Bien sûr ! Tout se mettait en place. Pourquoi n’y avais-je pas pensé plus tôt ? Il n’y avait pas que le chien, j’étais aussi un cadeau pour Juan. Donc Ruben n’était pas là, et ma chambre était bien à l’écart de celles des autres pour qu’on puisse y venir et repartir discrètement. C’était ça leur manigance à tous : se servir de moi en toute tranquillité. Bon, je m’en doutais, c’était le jeu, et puis, des vacances « gratuites », ça n’existait même pas dans les contes de fées, alors !

-          Querido, je commence à avoir le démon ! El fuego, tu comprends ?

-          T’as le feu au cul ! Bah, on va l’éteindre tout de suite. Viens, je vais m’en occuper.

Juan était celui qui me plaisait le moins. Ruben avait mes faveurs, Ferguson était le plus cool, tandis que Juan était le plus efféminé de la bande : donc pas trop mon trip au départ. Cependant, il était aussi très plaisant et complétement déluré, une vraie chienne de combat…

Ça n’avait duré qu’une demi-heure, mais Juan m’avait laissé sur les rotules, j’étais complètement vidé, c’était le cas de le dire ! Cependant, j’étais aussi satisfait, l’échange avait profité à tous les deux. Comme quoi, même quand le gars n’est pas mon genre, je peux aussi m’amuser et y trouver mon compte.

Juan ne voulut pas m’accompagner sous la douche, il avait autre chose à faire chez lui. Il était quand même plus de 3h du mat’, et il avait encore des choses à faire ? Bien sûr, tu m’en diras tant. Une fois libéré de son désir et maintenant gavé de sexe, il n’avait plus besoin de moi : la cinquième roue du carrosse avait servi, c’était fini, ciao bye !

Je n’en voulais pas à Juan pour son attitude, c’était gonflant mais c’était comme ça, voilà tout. Mais, je me sentis vraiment comme un objet cette fois-ci. Aucune marque d’affection avant et après ma « prestation ». Bien sûr, pendant, il s’était exprimé largement, mais tout ce qui se faisait sous le feu de l’action n’était qu’un leurre, et Juan en avait l’habitude, manifestement.
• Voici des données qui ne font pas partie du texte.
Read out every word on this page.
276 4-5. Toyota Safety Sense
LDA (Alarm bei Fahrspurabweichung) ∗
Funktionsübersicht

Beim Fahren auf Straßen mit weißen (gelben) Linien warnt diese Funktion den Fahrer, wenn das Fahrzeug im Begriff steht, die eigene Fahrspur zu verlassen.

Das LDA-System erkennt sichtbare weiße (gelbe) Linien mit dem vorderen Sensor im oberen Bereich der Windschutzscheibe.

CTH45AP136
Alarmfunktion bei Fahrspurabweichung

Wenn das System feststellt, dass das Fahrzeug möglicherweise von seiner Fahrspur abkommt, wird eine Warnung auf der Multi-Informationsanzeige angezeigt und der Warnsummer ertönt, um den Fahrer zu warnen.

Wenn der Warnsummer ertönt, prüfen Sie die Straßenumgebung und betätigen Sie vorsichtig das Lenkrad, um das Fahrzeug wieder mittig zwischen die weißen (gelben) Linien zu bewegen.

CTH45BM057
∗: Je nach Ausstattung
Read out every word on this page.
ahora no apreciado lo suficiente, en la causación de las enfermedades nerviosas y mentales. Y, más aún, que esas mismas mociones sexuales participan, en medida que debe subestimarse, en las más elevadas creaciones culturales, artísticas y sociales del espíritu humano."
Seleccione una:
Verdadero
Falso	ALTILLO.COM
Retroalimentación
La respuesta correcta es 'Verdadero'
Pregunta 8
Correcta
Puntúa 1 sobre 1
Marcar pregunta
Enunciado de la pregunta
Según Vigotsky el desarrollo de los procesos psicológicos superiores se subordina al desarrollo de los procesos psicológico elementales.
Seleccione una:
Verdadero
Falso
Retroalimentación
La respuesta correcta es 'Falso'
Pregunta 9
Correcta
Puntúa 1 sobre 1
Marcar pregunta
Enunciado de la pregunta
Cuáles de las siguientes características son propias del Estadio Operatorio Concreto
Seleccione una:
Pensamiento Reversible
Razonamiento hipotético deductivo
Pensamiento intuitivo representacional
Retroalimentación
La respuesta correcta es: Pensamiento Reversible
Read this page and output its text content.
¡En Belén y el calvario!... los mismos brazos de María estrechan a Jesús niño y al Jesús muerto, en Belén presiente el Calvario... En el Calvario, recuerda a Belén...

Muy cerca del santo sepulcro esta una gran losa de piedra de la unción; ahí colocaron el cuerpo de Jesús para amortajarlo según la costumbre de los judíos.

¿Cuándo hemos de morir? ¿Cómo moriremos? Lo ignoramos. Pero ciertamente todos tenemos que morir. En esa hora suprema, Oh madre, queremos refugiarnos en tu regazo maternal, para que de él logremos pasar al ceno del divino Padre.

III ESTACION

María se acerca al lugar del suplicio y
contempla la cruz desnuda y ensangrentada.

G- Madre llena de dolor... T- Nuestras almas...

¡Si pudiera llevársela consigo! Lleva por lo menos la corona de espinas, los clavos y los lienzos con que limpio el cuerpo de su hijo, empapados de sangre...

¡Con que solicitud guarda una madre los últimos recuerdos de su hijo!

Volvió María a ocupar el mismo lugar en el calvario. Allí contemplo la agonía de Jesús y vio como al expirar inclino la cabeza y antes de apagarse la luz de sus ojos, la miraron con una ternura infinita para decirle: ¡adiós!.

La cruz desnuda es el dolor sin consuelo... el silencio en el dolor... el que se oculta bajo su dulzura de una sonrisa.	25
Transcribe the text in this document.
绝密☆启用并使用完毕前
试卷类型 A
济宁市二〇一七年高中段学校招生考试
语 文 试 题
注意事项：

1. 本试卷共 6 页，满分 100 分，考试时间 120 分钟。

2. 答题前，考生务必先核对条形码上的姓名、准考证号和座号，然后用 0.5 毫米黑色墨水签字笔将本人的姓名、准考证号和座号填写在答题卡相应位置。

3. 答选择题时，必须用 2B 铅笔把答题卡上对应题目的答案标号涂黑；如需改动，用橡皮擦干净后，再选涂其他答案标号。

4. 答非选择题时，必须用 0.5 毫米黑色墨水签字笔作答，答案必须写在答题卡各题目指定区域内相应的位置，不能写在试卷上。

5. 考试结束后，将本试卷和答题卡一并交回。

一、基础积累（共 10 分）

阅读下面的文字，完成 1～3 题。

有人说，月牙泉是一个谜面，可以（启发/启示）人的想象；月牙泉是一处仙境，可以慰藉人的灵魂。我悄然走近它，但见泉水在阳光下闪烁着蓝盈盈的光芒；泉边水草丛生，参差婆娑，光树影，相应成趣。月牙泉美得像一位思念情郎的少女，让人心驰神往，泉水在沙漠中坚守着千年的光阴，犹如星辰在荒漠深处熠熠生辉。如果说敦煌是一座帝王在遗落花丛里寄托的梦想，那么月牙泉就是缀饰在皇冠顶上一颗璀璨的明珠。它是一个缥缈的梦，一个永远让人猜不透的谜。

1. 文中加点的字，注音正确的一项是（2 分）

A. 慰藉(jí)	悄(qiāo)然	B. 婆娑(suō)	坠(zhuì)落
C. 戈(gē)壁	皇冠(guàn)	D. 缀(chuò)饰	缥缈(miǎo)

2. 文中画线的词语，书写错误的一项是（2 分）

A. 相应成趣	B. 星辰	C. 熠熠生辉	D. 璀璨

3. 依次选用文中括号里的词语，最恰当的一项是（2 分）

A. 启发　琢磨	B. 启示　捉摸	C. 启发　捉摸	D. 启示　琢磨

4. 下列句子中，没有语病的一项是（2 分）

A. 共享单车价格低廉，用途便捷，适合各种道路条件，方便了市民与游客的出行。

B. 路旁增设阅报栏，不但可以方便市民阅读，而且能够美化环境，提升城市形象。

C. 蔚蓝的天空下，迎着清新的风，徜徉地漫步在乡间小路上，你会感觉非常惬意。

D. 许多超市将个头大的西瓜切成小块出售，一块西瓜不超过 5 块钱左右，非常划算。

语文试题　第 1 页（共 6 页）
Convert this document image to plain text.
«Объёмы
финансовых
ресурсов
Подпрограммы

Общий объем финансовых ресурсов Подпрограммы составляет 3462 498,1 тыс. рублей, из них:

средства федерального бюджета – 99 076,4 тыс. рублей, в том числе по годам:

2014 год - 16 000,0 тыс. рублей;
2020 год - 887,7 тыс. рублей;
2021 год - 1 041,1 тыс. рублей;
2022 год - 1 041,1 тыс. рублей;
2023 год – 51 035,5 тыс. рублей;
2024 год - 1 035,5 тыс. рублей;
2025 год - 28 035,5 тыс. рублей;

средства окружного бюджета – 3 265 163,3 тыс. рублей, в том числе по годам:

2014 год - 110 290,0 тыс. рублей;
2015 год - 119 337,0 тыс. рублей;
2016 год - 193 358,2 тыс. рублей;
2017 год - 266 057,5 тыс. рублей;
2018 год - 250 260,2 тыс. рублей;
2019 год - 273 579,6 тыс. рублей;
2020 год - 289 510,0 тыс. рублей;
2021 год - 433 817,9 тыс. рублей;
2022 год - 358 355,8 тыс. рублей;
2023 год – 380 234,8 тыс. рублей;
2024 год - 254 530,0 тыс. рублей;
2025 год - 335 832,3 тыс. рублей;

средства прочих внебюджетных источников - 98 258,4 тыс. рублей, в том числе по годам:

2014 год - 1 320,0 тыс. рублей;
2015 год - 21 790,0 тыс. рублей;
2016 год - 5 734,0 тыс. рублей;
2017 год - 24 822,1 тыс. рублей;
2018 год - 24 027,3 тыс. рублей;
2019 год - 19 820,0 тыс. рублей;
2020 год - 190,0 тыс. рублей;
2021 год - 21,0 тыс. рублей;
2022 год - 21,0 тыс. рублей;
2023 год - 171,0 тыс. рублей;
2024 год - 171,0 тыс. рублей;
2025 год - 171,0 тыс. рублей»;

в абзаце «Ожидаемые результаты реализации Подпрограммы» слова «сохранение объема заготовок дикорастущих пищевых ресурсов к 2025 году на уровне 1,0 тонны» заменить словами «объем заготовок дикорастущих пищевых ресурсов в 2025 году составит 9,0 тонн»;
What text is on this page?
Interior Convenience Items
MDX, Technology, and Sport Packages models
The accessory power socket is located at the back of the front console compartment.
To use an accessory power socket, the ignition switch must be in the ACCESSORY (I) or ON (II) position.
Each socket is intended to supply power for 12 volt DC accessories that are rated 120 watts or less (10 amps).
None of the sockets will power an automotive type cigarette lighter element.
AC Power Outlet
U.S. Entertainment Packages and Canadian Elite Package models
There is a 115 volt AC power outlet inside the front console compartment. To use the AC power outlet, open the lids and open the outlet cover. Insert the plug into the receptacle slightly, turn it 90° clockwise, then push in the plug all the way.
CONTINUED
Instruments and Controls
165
Pour rester positif, je dirai qu’il avait la tête sur les épaules. Sinon c’était un manipulateur sans scrupule, comme tous les autres de la bande d’ailleurs. A ce stade, je n’étais même pas sûr qu’on deviendrait des amis. En tout cas, durant ce week-end, je ne serais qu’un corps ou un manche, pas une tête. J’espérais quand même que Ferguson se révélerait diffèrent.